What To Get Dr. Dre For His Birthday

Dr. Dre is 50 today. Fifty! He is truly getting up there. But what to get the rapper-slash-Apple VP-slash-mogul who has everything? How best to prove that you didn’t, ahem, forget about Dre? I have some ideas.

A wine tour of Sonoma: Now that Dre officially works for Apple, he is probably spending a bit more time in the Bay Area, and might want a chance to get away and relax.

Steve Jobs(the book): To brush up on the life of that other Apple exec.

A quick stopover to Burning Man: Well, okay, I am confident Dre would probably hate Burning Man. However, now that he is in the tech industry, it might be a good chance to fit in and build goodwill. Or, at the very least, it would be a chance to surprise the hell out of some tech-bro fuckboys. By the way, make sure you book him a helicopter for a quick exit.
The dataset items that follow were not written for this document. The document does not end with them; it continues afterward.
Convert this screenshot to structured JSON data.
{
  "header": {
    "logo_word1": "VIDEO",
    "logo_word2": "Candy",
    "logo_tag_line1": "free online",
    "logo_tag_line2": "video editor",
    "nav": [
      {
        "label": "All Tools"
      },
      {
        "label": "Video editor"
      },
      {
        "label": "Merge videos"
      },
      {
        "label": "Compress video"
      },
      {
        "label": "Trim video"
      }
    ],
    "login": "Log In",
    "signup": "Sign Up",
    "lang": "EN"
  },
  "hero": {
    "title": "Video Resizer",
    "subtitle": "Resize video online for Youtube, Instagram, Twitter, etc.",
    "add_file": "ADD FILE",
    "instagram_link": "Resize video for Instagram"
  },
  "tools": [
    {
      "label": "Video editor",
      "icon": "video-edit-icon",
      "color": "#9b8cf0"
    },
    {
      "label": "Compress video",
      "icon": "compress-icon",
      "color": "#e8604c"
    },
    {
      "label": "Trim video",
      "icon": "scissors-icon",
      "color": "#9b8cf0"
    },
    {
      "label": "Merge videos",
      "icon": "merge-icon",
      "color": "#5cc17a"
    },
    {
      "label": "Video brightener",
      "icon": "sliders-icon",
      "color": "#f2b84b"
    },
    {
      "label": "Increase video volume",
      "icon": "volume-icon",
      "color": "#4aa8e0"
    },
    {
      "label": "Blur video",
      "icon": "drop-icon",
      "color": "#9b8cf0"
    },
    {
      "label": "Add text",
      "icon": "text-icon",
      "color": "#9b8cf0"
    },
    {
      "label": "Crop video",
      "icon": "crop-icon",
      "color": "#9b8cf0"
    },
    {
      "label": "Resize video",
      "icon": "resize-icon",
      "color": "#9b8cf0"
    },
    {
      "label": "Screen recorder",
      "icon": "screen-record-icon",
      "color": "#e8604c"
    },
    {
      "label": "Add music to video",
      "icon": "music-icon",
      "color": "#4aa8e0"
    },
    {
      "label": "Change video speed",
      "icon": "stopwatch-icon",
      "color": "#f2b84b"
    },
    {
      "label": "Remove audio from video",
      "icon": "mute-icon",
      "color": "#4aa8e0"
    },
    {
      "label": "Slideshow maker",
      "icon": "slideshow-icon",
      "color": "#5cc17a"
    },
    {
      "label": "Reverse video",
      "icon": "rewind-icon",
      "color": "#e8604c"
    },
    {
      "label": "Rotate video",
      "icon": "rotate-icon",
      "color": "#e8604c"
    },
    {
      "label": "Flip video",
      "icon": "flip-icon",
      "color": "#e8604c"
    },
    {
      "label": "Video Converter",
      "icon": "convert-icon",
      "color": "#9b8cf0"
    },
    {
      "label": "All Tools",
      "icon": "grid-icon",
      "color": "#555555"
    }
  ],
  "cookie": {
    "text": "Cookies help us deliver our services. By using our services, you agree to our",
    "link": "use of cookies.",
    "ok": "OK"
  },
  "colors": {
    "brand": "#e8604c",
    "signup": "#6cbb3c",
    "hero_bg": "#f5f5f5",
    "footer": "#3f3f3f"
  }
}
Some studio time: To finally finish his forever-awaited album Detox.

A massage: Listen, no one is ever, ever going to turn down a massage.
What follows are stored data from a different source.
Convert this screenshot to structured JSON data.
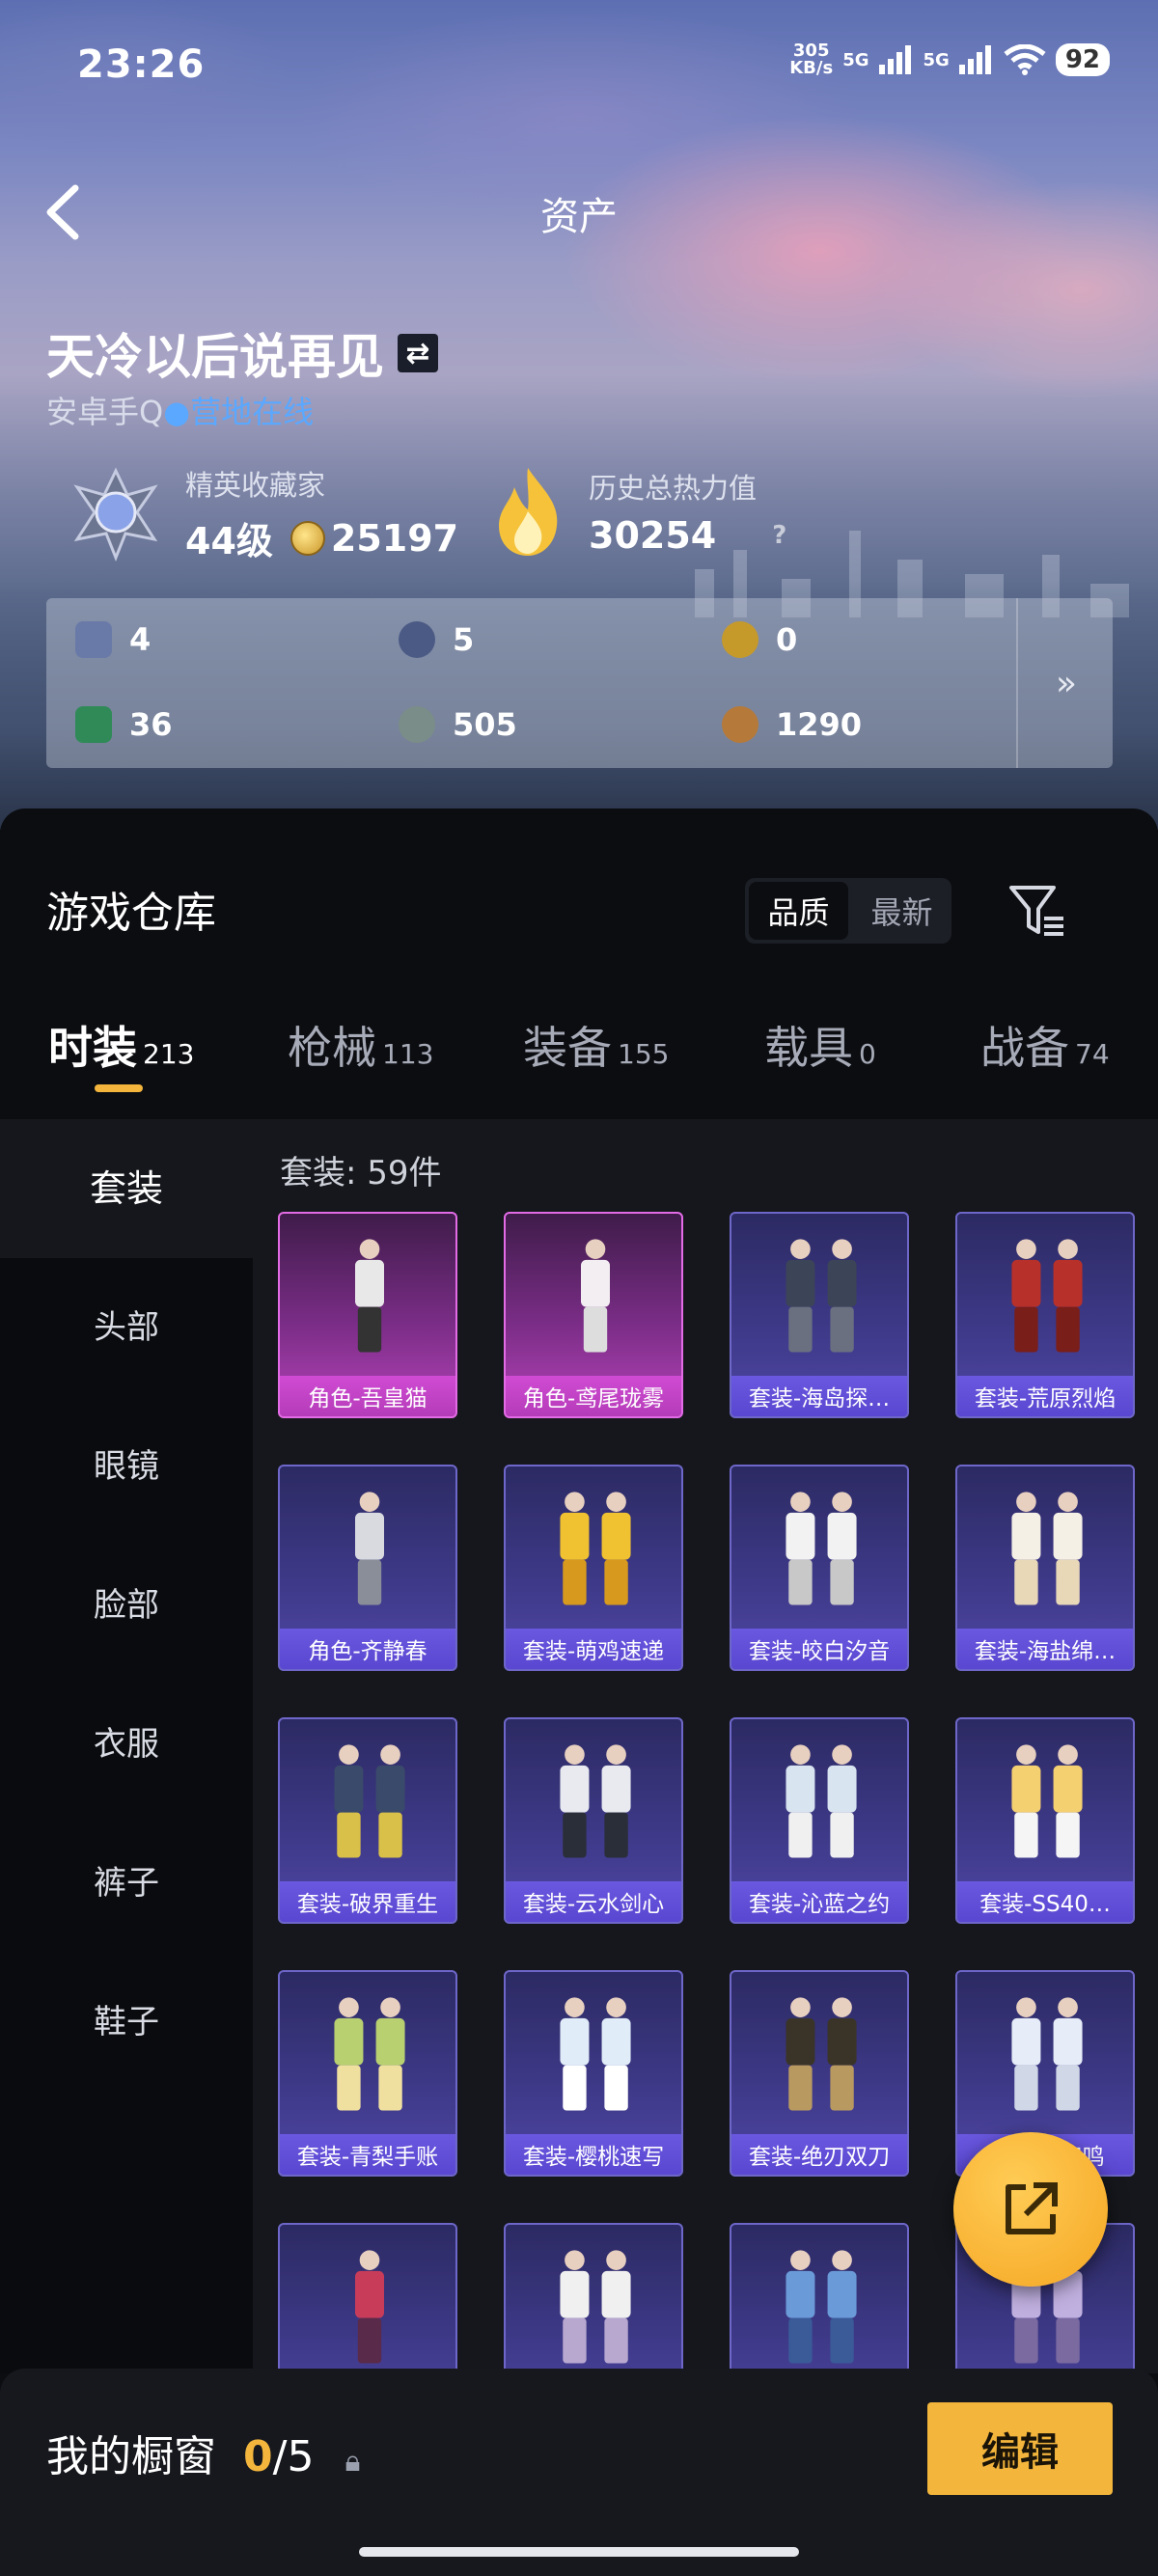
{
  "status_bar": {
    "time": "23:26",
    "net_speed_value": "305",
    "net_speed_unit": "KB/s",
    "sim1": "5G",
    "sim2": "5G",
    "battery": "92"
  },
  "header": {
    "title": "资产"
  },
  "profile": {
    "name": "天冷以后说再见",
    "platform": "安卓手Q",
    "online_status": "营地在线",
    "collector_title": "精英收藏家",
    "level": "44级",
    "coins": "25197",
    "heat_label": "历史总热力值",
    "heat_value": "30254",
    "heat_help": "?"
  },
  "resources": [
    {
      "icon": "card-icon",
      "value": "4"
    },
    {
      "icon": "blue-badge-icon",
      "value": "5"
    },
    {
      "icon": "gold-badge-icon",
      "value": "0"
    },
    {
      "icon": "green-card-icon",
      "value": "36"
    },
    {
      "icon": "silver-coin-icon",
      "value": "505"
    },
    {
      "icon": "bronze-coin-icon",
      "value": "1290"
    }
  ],
  "resources_more": "»",
  "warehouse": {
    "title": "游戏仓库",
    "sort": [
      "品质",
      "最新"
    ],
    "tabs": [
      {
        "label": "时装",
        "count": "213"
      },
      {
        "label": "枪械",
        "count": "113"
      },
      {
        "label": "装备",
        "count": "155"
      },
      {
        "label": "载具",
        "count": "0"
      },
      {
        "label": "战备",
        "count": "74"
      }
    ],
    "sidebar": [
      "套装",
      "头部",
      "眼镜",
      "脸部",
      "衣服",
      "裤子",
      "鞋子"
    ],
    "count_label": "套装: 59件",
    "items": [
      {
        "name": "角色-吾皇猫",
        "rarity": "pink"
      },
      {
        "name": "角色-鸢尾珑雾",
        "rarity": "pink"
      },
      {
        "name": "套装-海岛探…",
        "rarity": "purple"
      },
      {
        "name": "套装-荒原烈焰",
        "rarity": "purple"
      },
      {
        "name": "角色-齐静春",
        "rarity": "purple"
      },
      {
        "name": "套装-萌鸡速递",
        "rarity": "purple"
      },
      {
        "name": "套装-皎白汐音",
        "rarity": "purple"
      },
      {
        "name": "套装-海盐绵…",
        "rarity": "purple"
      },
      {
        "name": "套装-破界重生",
        "rarity": "purple"
      },
      {
        "name": "套装-云水剑心",
        "rarity": "purple"
      },
      {
        "name": "套装-沁蓝之约",
        "rarity": "purple"
      },
      {
        "name": "套装-SS40…",
        "rarity": "purple"
      },
      {
        "name": "套装-青梨手账",
        "rarity": "purple"
      },
      {
        "name": "套装-樱桃速写",
        "rarity": "purple"
      },
      {
        "name": "套装-绝刃双刀",
        "rarity": "purple"
      },
      {
        "name": "套装-…和鸣",
        "rarity": "purple"
      },
      {
        "name": "",
        "rarity": "purple"
      },
      {
        "name": "",
        "rarity": "purple"
      },
      {
        "name": "",
        "rarity": "purple"
      },
      {
        "name": "",
        "rarity": "purple"
      }
    ]
  },
  "showcase": {
    "label": "我的橱窗",
    "current": "0",
    "total": "/5",
    "edit": "编辑"
  },
  "colors": {
    "accent": "#f3b53c",
    "online": "#5aa8ff",
    "pink_card": "#b543b9",
    "purple_card": "#5047a6"
  }
}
A gift basket of health supplements: Look, Dre, is no spring chicken. He’s 50 now, and it’s time to start focusing on his own longevity. Show you care by encouraging him to do so. Ginkgo biloba is good for memory. Calcium is good for bone strength. The NIH recommends B12 for red-blood-cell and nerve health. Vitamin D is also good.
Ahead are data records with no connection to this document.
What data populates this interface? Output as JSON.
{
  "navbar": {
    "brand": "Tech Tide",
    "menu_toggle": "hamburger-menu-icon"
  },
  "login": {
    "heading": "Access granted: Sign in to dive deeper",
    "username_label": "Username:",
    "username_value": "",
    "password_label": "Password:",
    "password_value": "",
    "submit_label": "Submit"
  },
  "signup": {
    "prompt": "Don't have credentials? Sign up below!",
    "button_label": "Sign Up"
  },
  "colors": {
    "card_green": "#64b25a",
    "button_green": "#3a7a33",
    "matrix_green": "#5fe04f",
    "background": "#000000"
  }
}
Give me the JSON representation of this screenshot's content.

A book of crossword puzzles: To keep the mind sharp.

SoulCycle classes: To keep the body firm.

Microdermabrasion and perhaps some Botox: To keep the face tight.

A timeshare in Florida: That is what old people do.

Golf lessons: Speaking of which, the twilight of your life is a good time to focus on and develop hobbies you can enjoy for years to come, such as golf.

A karaoke party: I want to go to a karaoke party, and I think Dr. Dre would want to go to a karaoke party, too!

A private live-action performance of Molly Shannon as Sally O’Malley doing the “I’m 50!” bit: Explains itself.

A WWE-style championship belt that reads, “The Richest Man In Hip-Hop”: This one is basically a given. Dre is rich as fuck and even richer after getting that Apple money.

The key to the city of Compton: If he’s never been given it before, he should have it today of all days.

Public-speaking classes: Dre is a performer and thus might not need these, but considering he is an Apple exec now, they might want to pop him up onstage for one of those keynotes at some point.

A scrapbook filled with 50 mementos: When my grandma turned 90, my family made her a crowd-sourced scrapbook entitled 90 Things We Love About Mommo. People love sentimental gifts! She cried. Dre would probably appreciate the thought on this, his 50th birthday.